There is something about John Cusack. He is one of those actors that has a quality you can’t quite put your finger on, a natural style making him well-suited as the quietly confident, cool everyman. Cusack has crafted a career largely based on portraying lovable assholes (or at least the guy your parents don’t necessarily approve of). Arguably, High Fidelity is his best movie. Sure, Cusack may have been in more prestigious, award-winning films (like The Thin Red Line or Being John Malkovich), but Rob Gordon is the purest expression of his onscreen persona. A generation of young women fell in love with Lloyd Dobler from Say Anything (1989), but Gordon is who Dobler might have become. Smart and charming, but drifting, without a sense of purpose; which is cute when you’re eighteen, not when you’re thirty. As co-writer, maybe this was part of Cusack’s purpose in adapting the British novel for American screens, to create a cinematic doppelgänger for his most popular character and drag him down to Earth a bit.

High Fidelity was the next step in the cinematic ageing of Generation X, after movies like Reality Bites (1994), Singles (1992), and Suburbia (1996). What happened to all these “slacker” heroes five years after they (maybe) graduated from college and were thrust upon the world? Apparently, they went to Chicago and opened a record store. Gordon is stuck in a state of perpetual twenty-five-ness, lacking the desire for change or evolution. Any of the fantastical romanticism of the typical romantic comedy is gone here.

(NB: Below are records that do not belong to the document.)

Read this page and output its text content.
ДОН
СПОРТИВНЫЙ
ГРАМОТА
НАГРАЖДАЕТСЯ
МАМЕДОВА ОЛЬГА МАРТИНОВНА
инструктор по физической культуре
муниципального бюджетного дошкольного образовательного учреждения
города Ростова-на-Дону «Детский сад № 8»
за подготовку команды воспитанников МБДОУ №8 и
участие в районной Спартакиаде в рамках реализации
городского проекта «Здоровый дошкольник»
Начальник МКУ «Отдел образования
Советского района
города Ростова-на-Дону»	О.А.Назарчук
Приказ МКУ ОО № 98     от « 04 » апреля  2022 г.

The film chronicles the vinyl (“fetish properties”) proprietor’s split from his longtime girlfriend, Laura, and his desire to win her back. Rob goes through his all-time top-5 breakup list in direct-to-camera narration, endearing the audience to him even as we learn of his many faults when it comes to women (some merely insensitive, some downright punch-worthy). Rob is joined by his two employees Barry (Jack Black) and Dick (Todd Louiso), who were only hired for three days a week but keep showing up every day. The supporting cast of characters are perfect compliments for Cusack’s style; he sits back and lets them run wild, interjecting when necessary to move the plot along. Jack Black steals every scene he is in; this is role that made famous, he and Tim Robbins (as Laura’s New Age rebound guy) account for almost all the laughs. This flick has a balance between laugh-out-loud and funny-because-it’s-true moments. It’s the realistic romantic comedy, about guys who suck at relationships and have a hard time moving forward in life.

This movie is more relevant now than when it was released. The internet has become a mass of Robs, Barrys, and Dicks, with everyone sharing the thousands of meaningless “Top 5” lists from every site possible, and becoming growingly obsessed with random pop culture trivia. Music geeks are no longer hidden away in the corners of record shops, now it is commonplace to seek out the most obscure tracks from bands who only fanatics knew about a decade ago. Most obviously, there is the incredible resurgence of vinyl’s popularity (with cassettes not far behind). This is the perfect time to rediscover High Fidelity.